I get this question a lot, and I usually say - don't paint your countertops, unless you're sure the product meets your requirements. (I work at Home Depot, and I wouldn't recommend anything we carry, unless it's just a cabinet or furniture thing.)

My big concern is - and it was brought up earlier - if you're talking food-grade renovation for kitchen countertops - is there any safety in products that "could" work? Also, if the paint isn't truly germicidal or amenable to products that really clean for germs - simple green to clorox - is that even safe to recommend? Countertops anywhere, including bathrooms - are havens for dings and germy films, and that's sort of the point of laminate???? 

Just my thoughts, looking for how to better advise, and if I'm off-base, so thanks!


----------



## housepaintingny (Jul 25, 2009)

There are systems to refinish all kinds of countertops, shower, tubs, ect. , but its impractical for most homeowners because the equipment cost about $1,500. Midwest chemicals has some products, but you need the 1500 watt drying light and a hvlp sprayer.

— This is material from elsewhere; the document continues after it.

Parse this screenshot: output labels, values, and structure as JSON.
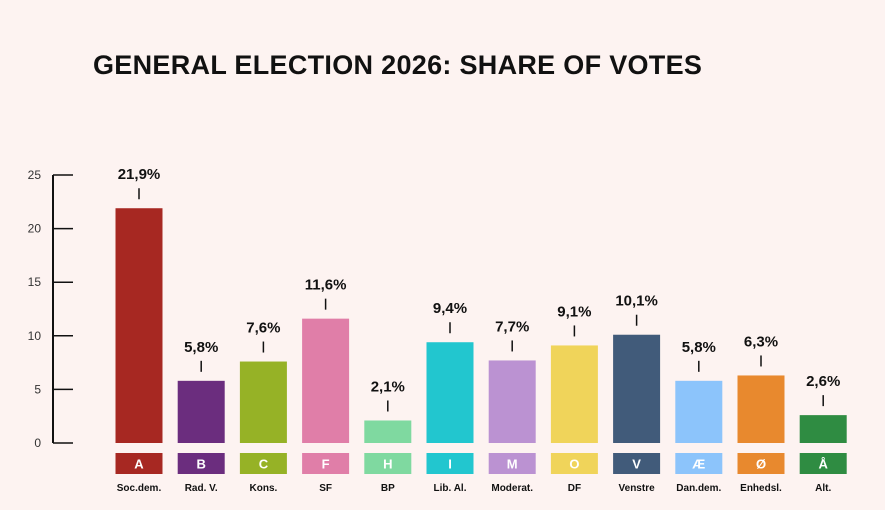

You spray it on and the drying light literally dries it in seconds. You could always clean the surface with tsp powder per directions, scuff the surface up, prime with a bonding primer for laminate, apply two coats of 100% acrylic paint, top coat with 3 coats of a water based polyurethane. it would last a while, but is it food safe? I have done this on some office desk tops before and it works great. 
www.kelloggspainting.com


----------



## annie68164 (Jun 15, 2008)

Danger Mouse, did you ever use spreadstone on your kitchen counters?


----------



## DangerMouse (Jul 17, 2008)

Not yet, still undecided.

DM


----------



## user1007 (Sep 23, 2009)

This is a three year old post. Does the site ever KO anything?


----------



## Leah Frances (Jan 13, 2008)

sdsester said:


> This is a three year old post. Does the site ever KO anything?


You can't beat a dead horse til it's dead. Who beats a dying horse? :laughing:


----------